What do you call a movie that deals with time travel, God's existence, reality, and has as a central character a six-foot satanic-looking rabbit? Well, Richard Kelly calls it Donnie Darko, and its one of the more interesting movies to come down the pike in this admittedly short millennium.
The film is a first time effort for writer-director Kelly, who attracted the attention of Drew Barrymore and persuaded her not only to appear as a supporting character, but also to serve as Executive Producer. Mr. Kelly succeeds in getting some excellent performances out of his cast, most notably from Mary McDonnell -- in what at first appears to be another overwrought suburban mother role but turns out to be much more subtle and finely nuanced -- and Jake Gyllenhaal as the disturbed, semi-psychotic Donnie. The plot is difficult to describe without giving too much away, but it keeps you guessing until the very end.
Mr. Kelly walks a fine line maintaining the balance between the familiar, upper-middle class suburban world on the surface of his film and the darker, unpredictable currents that seethe beneath everyday life. A troubled boy, Donnie is on medication and seeing a therapist, Dr. Thurman (Katherine Ross). He sleepwalks and wakes up in odd places, which turns out to be fortuitous, as a jet engine crashes through the roof of Donnie's bedroom while he is out on one nocturnal ramble. The next day the FAA can't find the plane the engine came from, and Donnie begins to hear a voice in his head that tells him to do destructive acts -- and that the world will end on Halloween, 1988. The voice belongs to Frank, a giant, malevolent-looking rabbit or rather, somebody in a giant, malevolent-looking rabbit costume. Frank continues to order Donnie to do things, and Donnie is compelled to obey. But Donnie isn't stupid -- in fact he's quite intelligent -- and tries to discover what is happening to him. This leads to a mishmash of time-travel, worm holes, and God's existence, set in the hormonal world of first love and the pack mentality of high school.
Donnie ends up following a course of action that feels like his destiny -- or God's channel as he describes it. Of course countless psychotics, from the Son of Sam to Osama bin Laden, believe they are carrying out the will of a divine power. But Donnie's path of destruction becomes an act of creation and even redemption.

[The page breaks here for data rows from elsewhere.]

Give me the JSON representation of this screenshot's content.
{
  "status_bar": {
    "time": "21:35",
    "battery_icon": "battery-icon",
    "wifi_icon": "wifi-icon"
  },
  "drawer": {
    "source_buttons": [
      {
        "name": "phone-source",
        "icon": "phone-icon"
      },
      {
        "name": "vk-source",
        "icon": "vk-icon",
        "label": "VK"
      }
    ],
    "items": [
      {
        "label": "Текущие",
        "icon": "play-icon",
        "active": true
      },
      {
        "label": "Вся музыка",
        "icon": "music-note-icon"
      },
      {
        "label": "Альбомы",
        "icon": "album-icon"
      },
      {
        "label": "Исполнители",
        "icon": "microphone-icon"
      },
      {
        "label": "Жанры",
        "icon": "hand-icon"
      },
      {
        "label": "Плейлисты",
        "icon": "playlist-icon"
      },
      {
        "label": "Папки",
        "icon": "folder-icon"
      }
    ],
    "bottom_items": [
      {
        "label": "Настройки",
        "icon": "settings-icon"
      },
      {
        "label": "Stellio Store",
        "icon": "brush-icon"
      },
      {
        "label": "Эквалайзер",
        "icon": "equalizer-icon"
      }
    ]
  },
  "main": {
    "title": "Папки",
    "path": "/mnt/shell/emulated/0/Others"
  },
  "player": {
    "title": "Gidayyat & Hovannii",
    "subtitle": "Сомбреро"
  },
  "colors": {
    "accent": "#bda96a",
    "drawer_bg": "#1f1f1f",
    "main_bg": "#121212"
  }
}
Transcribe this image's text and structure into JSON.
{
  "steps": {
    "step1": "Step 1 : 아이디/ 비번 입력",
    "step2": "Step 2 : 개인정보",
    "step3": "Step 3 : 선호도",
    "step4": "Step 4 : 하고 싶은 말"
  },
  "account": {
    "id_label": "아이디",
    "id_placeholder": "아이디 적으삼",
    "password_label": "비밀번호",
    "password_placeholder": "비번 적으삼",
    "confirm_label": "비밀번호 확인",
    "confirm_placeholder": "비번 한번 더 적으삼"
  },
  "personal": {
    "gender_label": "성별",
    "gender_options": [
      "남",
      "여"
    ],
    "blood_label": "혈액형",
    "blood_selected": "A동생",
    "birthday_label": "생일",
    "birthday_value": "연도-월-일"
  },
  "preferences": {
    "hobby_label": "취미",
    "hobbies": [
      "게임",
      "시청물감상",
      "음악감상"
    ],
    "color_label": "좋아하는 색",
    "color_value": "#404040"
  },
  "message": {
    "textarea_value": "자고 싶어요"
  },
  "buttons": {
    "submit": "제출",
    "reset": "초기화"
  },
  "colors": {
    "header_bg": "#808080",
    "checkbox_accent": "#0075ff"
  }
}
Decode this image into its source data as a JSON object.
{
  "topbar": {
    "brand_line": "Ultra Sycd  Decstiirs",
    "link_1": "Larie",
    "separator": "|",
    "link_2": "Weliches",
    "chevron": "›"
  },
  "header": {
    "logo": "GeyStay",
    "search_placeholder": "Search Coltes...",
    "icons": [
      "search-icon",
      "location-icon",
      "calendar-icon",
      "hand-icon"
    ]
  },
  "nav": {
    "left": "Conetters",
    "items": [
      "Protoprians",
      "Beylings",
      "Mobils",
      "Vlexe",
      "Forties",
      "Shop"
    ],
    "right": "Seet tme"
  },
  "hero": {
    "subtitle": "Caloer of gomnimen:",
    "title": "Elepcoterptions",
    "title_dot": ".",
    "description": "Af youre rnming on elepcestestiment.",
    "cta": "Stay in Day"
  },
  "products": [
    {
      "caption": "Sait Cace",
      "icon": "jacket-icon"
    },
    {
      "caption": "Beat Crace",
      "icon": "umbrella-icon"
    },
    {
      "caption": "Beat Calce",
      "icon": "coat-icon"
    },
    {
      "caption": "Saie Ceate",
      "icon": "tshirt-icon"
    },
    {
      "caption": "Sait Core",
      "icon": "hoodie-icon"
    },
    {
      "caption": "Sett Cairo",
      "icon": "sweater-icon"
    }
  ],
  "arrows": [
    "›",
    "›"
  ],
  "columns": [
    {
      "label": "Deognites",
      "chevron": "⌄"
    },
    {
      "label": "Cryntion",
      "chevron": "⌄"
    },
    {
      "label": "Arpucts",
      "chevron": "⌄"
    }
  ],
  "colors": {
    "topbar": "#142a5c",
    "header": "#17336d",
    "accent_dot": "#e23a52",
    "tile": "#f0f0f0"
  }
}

The same distribution company for the indie hit Memento, Newmarket has found another film in which the narrative closure is felt rather than easily explained. Not that the ending isn't there, it is just that the storyline is too complex to elucidate after one viewing. The fun is in following the story to the ending, not in solving the mystery.
A few of the scenes with the young cast dont work as well as those that include a mature presence like Mary McDonnell or Katherine Ross -- chalk that up to life experience. But Kelly gets moments from young cast members that ring completely true and remind viewers of the struggle to be cool while coping with the bewildering hypocrisy of adults that is the very heart of adolescence.
Days before his death, Carl Jung said in an interview, "To this day God is the name by which I designate all things which cross my willful path violently and recklessly, all things which upset my subjective views, plans and intentions and change the course of my life for better or for worse." In that sense, Donnie Darko is indeed moving in God's channel.